Is there any reason why elm-bridge is not transpiling the TH representation to Elm?

Related to #40

mitchellwrosen commented 5 years ago

@saurabhnanda Yeah, just making an Elm type from a Haskell one at compile time. With an Elm type ADT in hand, any number of transformations can happen to it at the Haskell value level before rendering, such as field renaming and the type alias <--> type for records/newtypes you mentioned, where both encodings might be desirable under different circumstances.

My perception just before I hopped on the plane & wrote this was that even this basic transformation was not really standardized on, nor exposed by any Elm/Haskell library, so it seemed like the right place to start.

Obviously people want a lot more code gen than just type declarations (json encoding/decoding, servant clients, etc) - which is one possible separation of concerns (i.e. library boundaries) that makes sense to me.

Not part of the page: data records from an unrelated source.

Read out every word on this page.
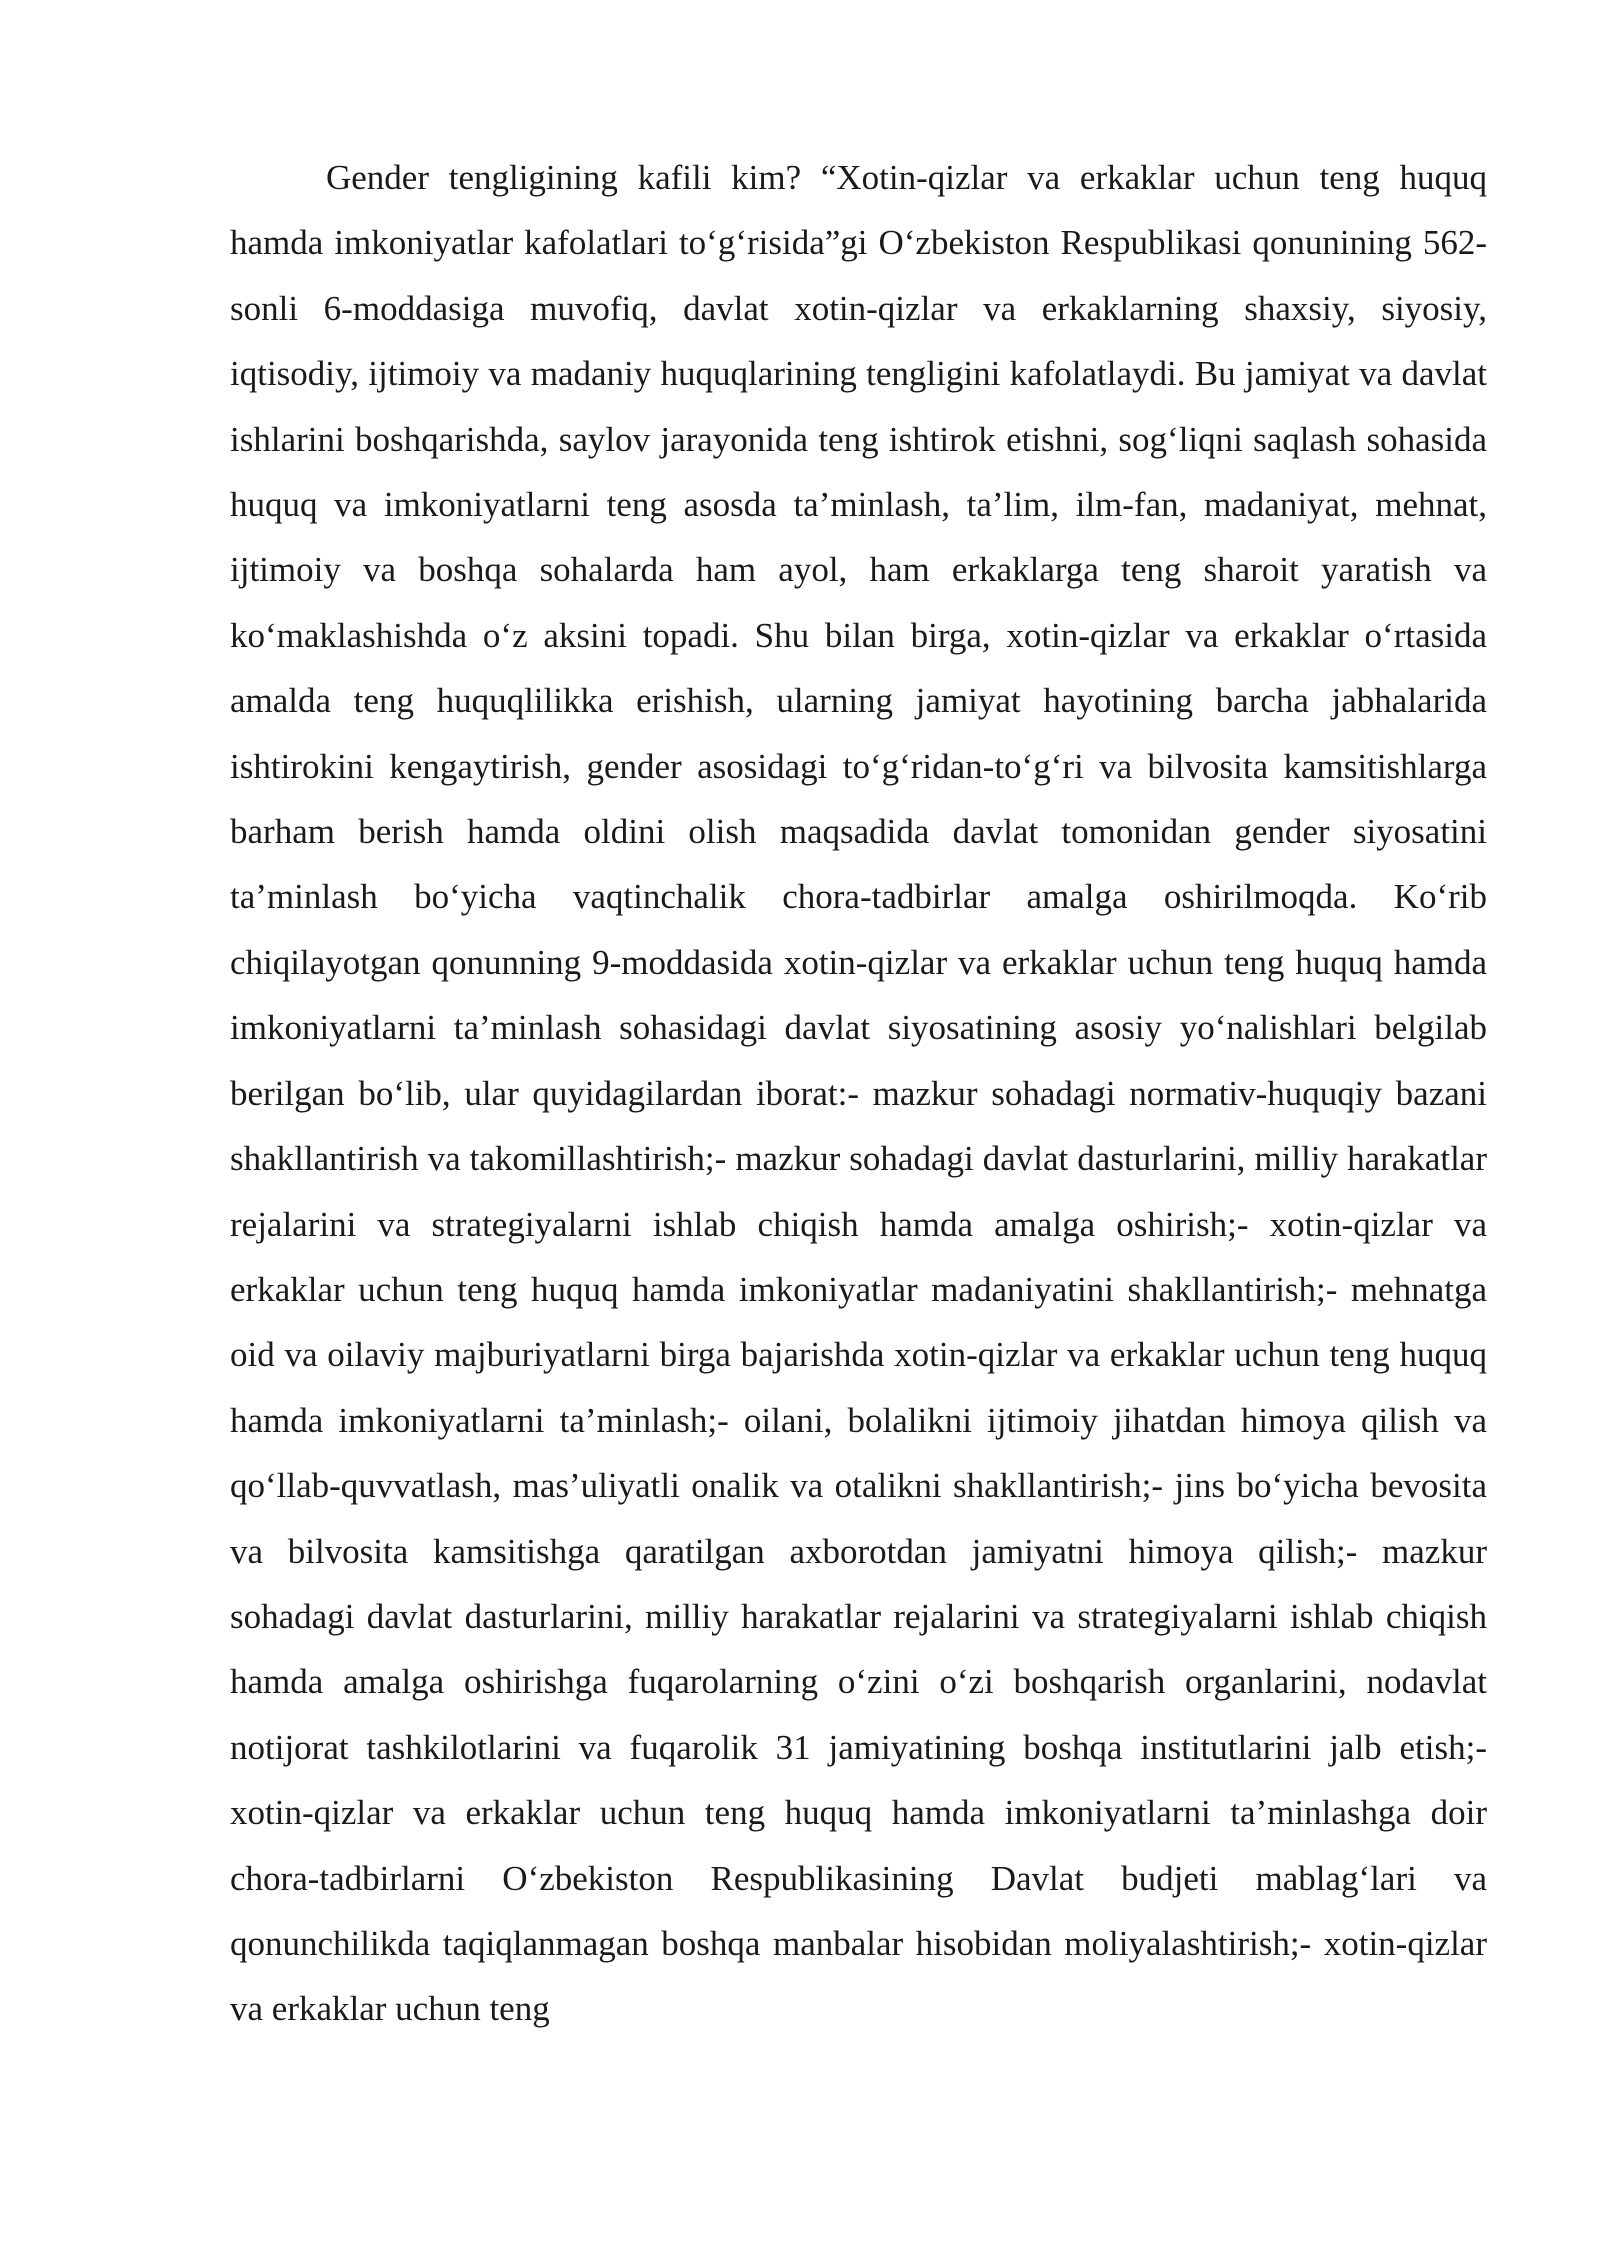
Gender tengligining kafili kim? “Xotin-qizlar va erkaklar uchun teng huquq hamda imkoniyatlar kafolatlari to‘g‘risida”gi O‘zbekiston Respublikasi qonunining 562-sonli 6-moddasiga muvofiq, davlat xotin-qizlar va erkaklarning shaxsiy, siyosiy, iqtisodiy, ijtimoiy va madaniy huquqlarining tengligini kafolatlaydi. Bu jamiyat va davlat ishlarini boshqarishda, saylov jarayonida teng ishtirok etishni, sog‘liqni saqlash sohasida huquq va imkoniyatlarni teng asosda ta’minlash, ta’lim, ilm-fan, madaniyat, mehnat, ijtimoiy va boshqa sohalarda ham ayol, ham erkaklarga teng sharoit yaratish va ko‘maklashishda o‘z aksini topadi. Shu bilan birga, xotin-qizlar va erkaklar o‘rtasida amalda teng huquqlilikka erishish, ularning jamiyat hayotining barcha jabhalarida ishtirokini kengaytirish, gender asosidagi to‘g‘ridan-to‘g‘ri va bilvosita kamsitishlarga barham berish hamda oldini olish maqsadida davlat tomonidan gender siyosatini ta’minlash bo‘yicha vaqtinchalik chora-tadbirlar amalga oshirilmoqda. Ko‘rib chiqilayotgan qonunning 9-moddasida xotin-qizlar va erkaklar uchun teng huquq hamda imkoniyatlarni ta’minlash sohasidagi davlat siyosatining asosiy yo‘nalishlari belgilab berilgan bo‘lib, ular quyidagilardan iborat:- mazkur sohadagi normativ-huquqiy bazani shakllantirish va takomillashtirish;- mazkur sohadagi davlat dasturlarini, milliy harakatlar rejalarini va strategiyalarni ishlab chiqish hamda amalga oshirish;- xotin-qizlar va erkaklar uchun teng huquq hamda imkoniyatlar madaniyatini shakllantirish;- mehnatga oid va oilaviy majburiyatlarni birga bajarishda xotin-qizlar va erkaklar uchun teng huquq hamda imkoniyatlarni ta’minlash;- oilani, bolalikni ijtimoiy jihatdan himoya qilish va qo‘llab-quvvatlash, mas’uliyatli onalik va otalikni shakllantirish;- jins bo‘yicha bevosita va bilvosita kamsitishga qaratilgan axborotdan jamiyatni himoya qilish;- mazkur sohadagi davlat dasturlarini, milliy harakatlar rejalarini va strategiyalarni ishlab chiqish hamda amalga oshirishga fuqarolarning o‘zini o‘zi boshqarish organlarini, nodavlat notijorat tashkilotlarini va fuqarolik 31 jamiyatining boshqa institutlarini jalb etish;- xotin-qizlar va erkaklar uchun teng huquq hamda imkoniyatlarni ta’minlashga doir chora-tadbirlarni O‘zbekiston Respublikasining Davlat budjeti mablag‘lari va qonunchilikda taqiqlanmagan boshqa manbalar hisobidan moliyalashtirish;- xotin-qizlar va erkaklar uchun teng
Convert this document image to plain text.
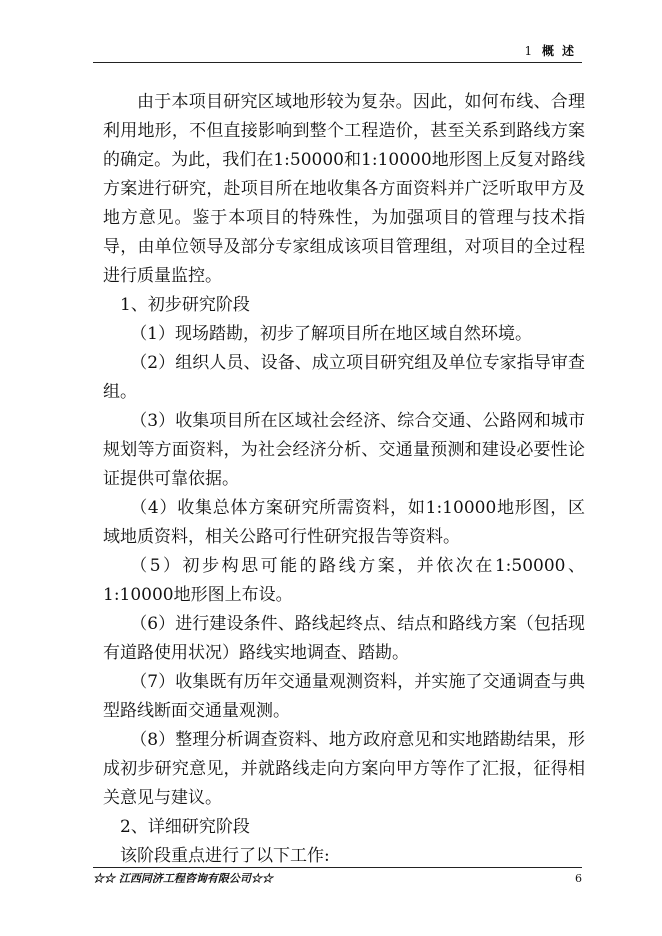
1 概述

由于本项目研究区域地形较为复杂。因此，如何布线、合理利用地形，不但直接影响到整个工程造价，甚至关系到路线方案的确定。为此，我们在1:50000和1:10000地形图上反复对路线方案进行研究，赴项目所在地收集各方面资料并广泛听取甲方及地方意见。鉴于本项目的特殊性，为加强项目的管理与技术指导，由单位领导及部分专家组成该项目管理组，对项目的全过程进行质量监控。

1、初步研究阶段

（1）现场踏勘，初步了解项目所在地区域自然环境。

（2）组织人员、设备、成立项目研究组及单位专家指导审查组。

（3）收集项目所在区域社会经济、综合交通、公路网和城市规划等方面资料，为社会经济分析、交通量预测和建设必要性论证提供可靠依据。

（4）收集总体方案研究所需资料，如1:10000地形图，区域地质资料，相关公路可行性研究报告等资料。

（5）初步构思可能的路线方案，并依次在1:50000、1:10000地形图上布设。

（6）进行建设条件、路线起终点、结点和路线方案（包括现有道路使用状况）路线实地调查、踏勘。

（7）收集既有历年交通量观测资料，并实施了交通调查与典型路线断面交通量观测。

（8）整理分析调查资料、地方政府意见和实地踏勘结果，形成初步研究意见，并就路线走向方案向甲方等作了汇报，征得相关意见与建议。

2、详细研究阶段

该阶段重点进行了以下工作:

☆☆ 江西同济工程咨询有限公司☆☆	6
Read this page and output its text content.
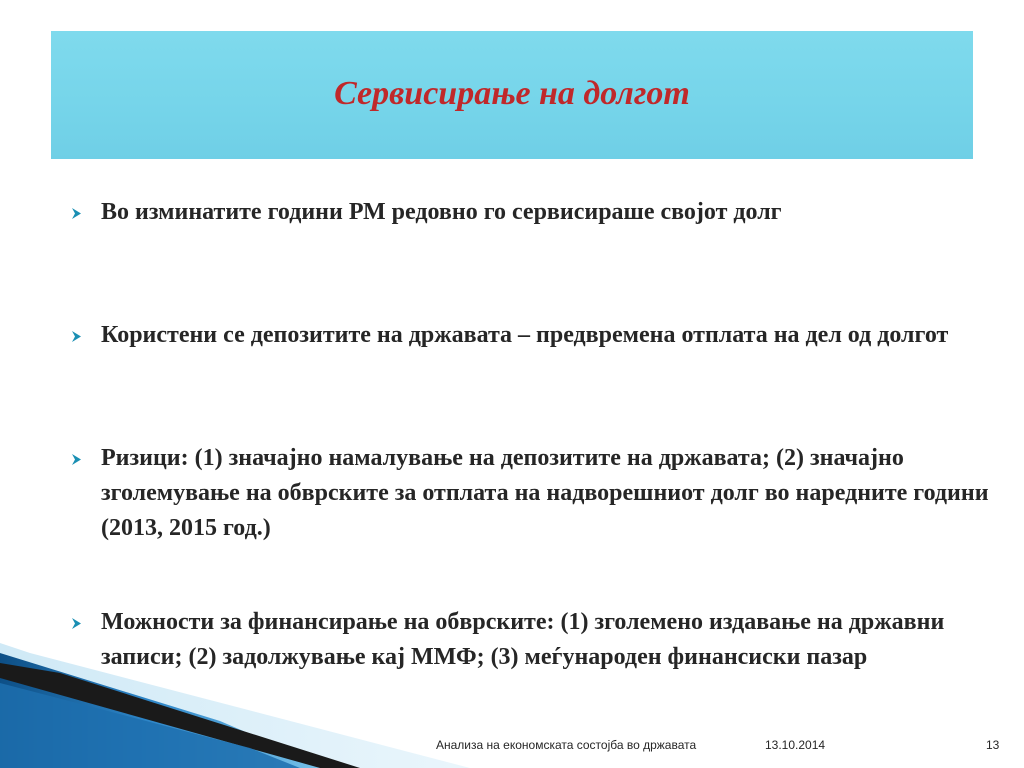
Сервисирање на долгот
Во изминатите години РМ редовно го сервисираше својот долг
Користени се депозитите на државата – предвремена отплата на дел од долгот
Ризици: (1) значајно намалување на депозитите на државата; (2) значајно зголемување на обврските за отплата на надворешниот долг во наредните години (2013, 2015 год.)
Можности за финансирање на обврските: (1) зголемено издавање на државни записи; (2) задолжување кај ММФ; (3) меѓународен финансиски пазар
Анализа на економската состојба во државата	13.10.2014	13
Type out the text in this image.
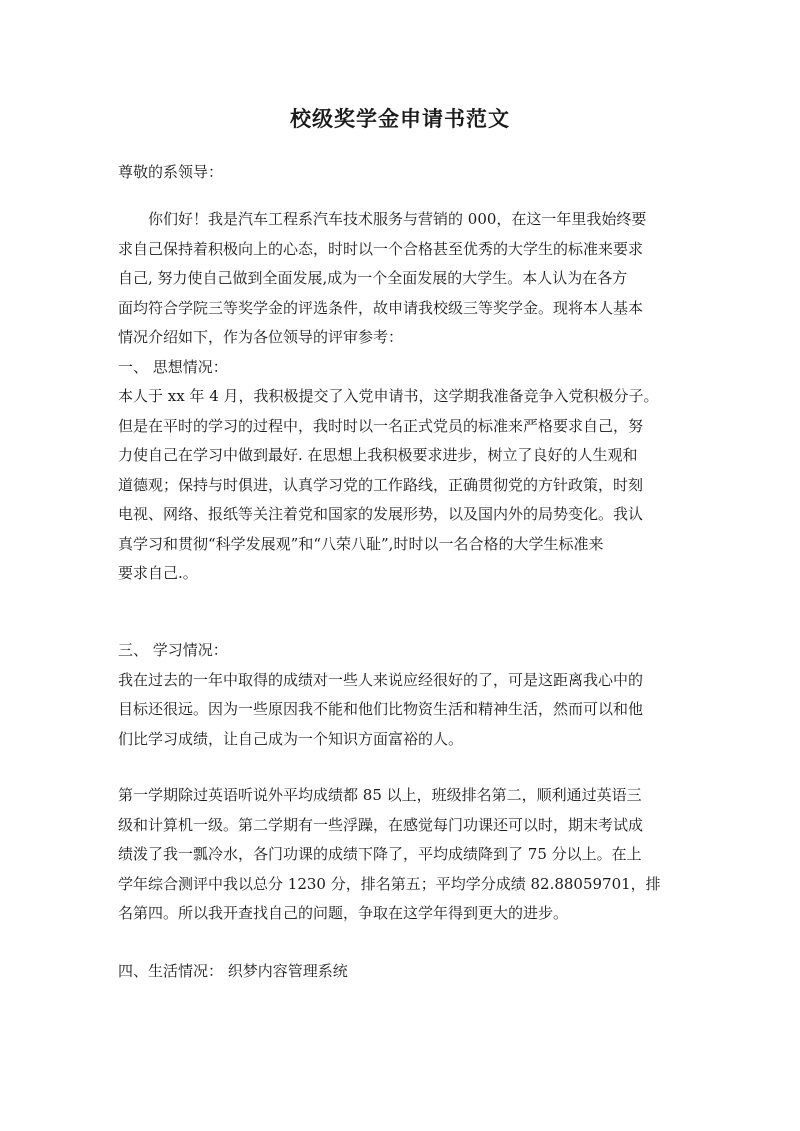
校级奖学金申请书范文

尊敬的系领导：

你们好！我是汽车工程系汽车技术服务与营销的 000，在这一年里我始终要

求自己保持着积极向上的心态，时时以一个合格甚至优秀的大学生的标准来要求

自己, 努力使自己做到全面发展,成为一个全面发展的大学生。本人认为在各方

面均符合学院三等奖学金的评选条件，故申请我校级三等奖学金。现将本人基本

情况介绍如下，作为各位领导的评审参考：

一、 思想情况：

本人于 xx 年 4 月，我积极提交了入党申请书，这学期我准备竞争入党积极分子。

但是在平时的学习的过程中，我时时以一名正式党员的标准来严格要求自己，努

力使自己在学习中做到最好. 在思想上我积极要求进步，树立了良好的人生观和

道德观；保持与时俱进，认真学习党的工作路线，正确贯彻党的方针政策，时刻

电视、网络、报纸等关注着党和国家的发展形势，以及国内外的局势变化。我认

真学习和贯彻“科学发展观”和“八荣八耻”,时时以一名合格的大学生标准来

要求自己.。

三、 学习情况：

我在过去的一年中取得的成绩对一些人来说应经很好的了，可是这距离我心中的

目标还很远。因为一些原因我不能和他们比物资生活和精神生活，然而可以和他

们比学习成绩，让自己成为一个知识方面富裕的人。

第一学期除过英语听说外平均成绩都 85 以上，班级排名第二，顺利通过英语三

级和计算机一级。第二学期有一些浮躁，在感觉每门功课还可以时，期末考试成

绩泼了我一瓢冷水，各门功课的成绩下降了，平均成绩降到了 75 分以上。在上

学年综合测评中我以总分 1230 分，排名第五；平均学分成绩 82.88059701，排

名第四。所以我开查找自己的问题，争取在这学年得到更大的进步。

四、生活情况： 织梦内容管理系统
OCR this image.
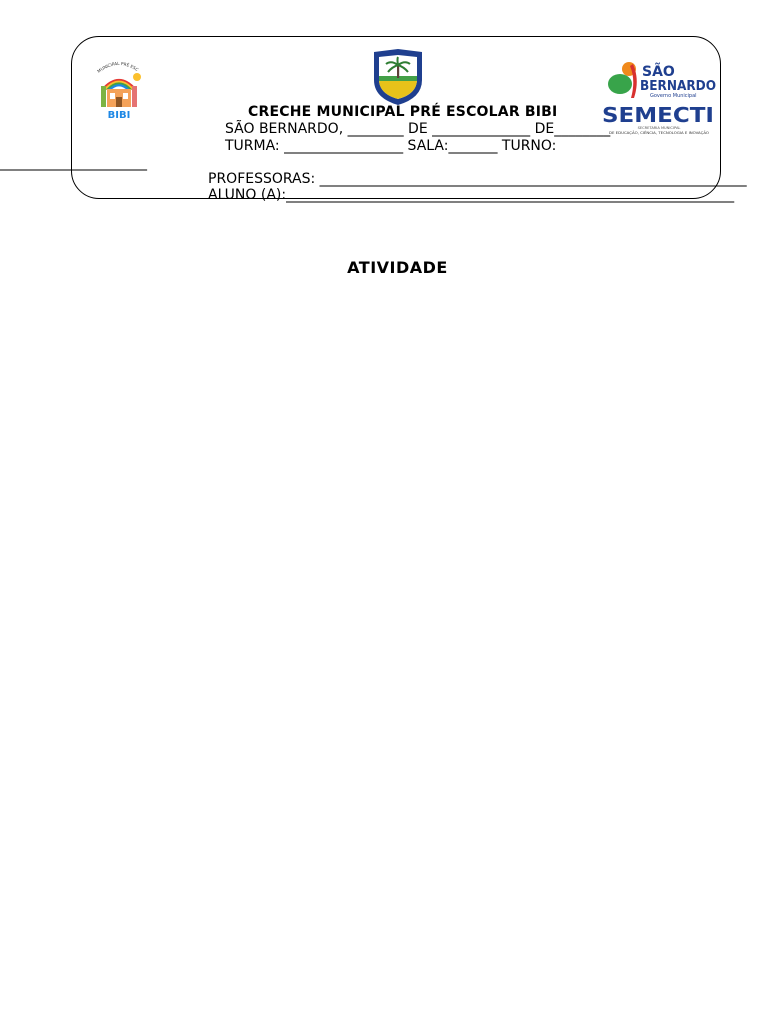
MUNICIPAL PRÉ ESC
BIBI
SÃO
BERNARDO
Governo Municipal
SEMECTI
SECRETARIA MUNICIPAL
DE EDUCAÇÃO, CIÊNCIA, TECNOLOGIA E INOVAÇÃO
CRECHE MUNICIPAL PRÉ ESCOLAR BIBI
SÃO BERNARDO, ________ DE ______________ DE________
TURMA: _________________ SALA:_______ TURNO:
_____________________
PROFESSORAS: _____________________________________________________________
ALUNO (A):________________________________________________________________
ATIVIDADE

bartavelle commented 5 years ago

The newtype idiom is supported, in a clumsy way, as described here. The reason it is not done by default is that I liked it better that way :)

Not sure why you are saying it is not transpiling the TH representation to Elm, as this is clearly done though? You mean, why is it using an intermediate representation?

saurabhnanda commented 5 years ago

The newtype idiom is supported, in a clumsy way, as described here. The reason it is not done by default is that I liked it better that way :)

Ah thanks! Didn't know that.

Not sure why you are saying it is not transpiling the TH representation to Elm, as this is clearly done though? You mean, why is it using an intermediate representation?

Actually, scratch that question. I'm neck-deep into reading 3 different Elm code-gen libraries and I got confused!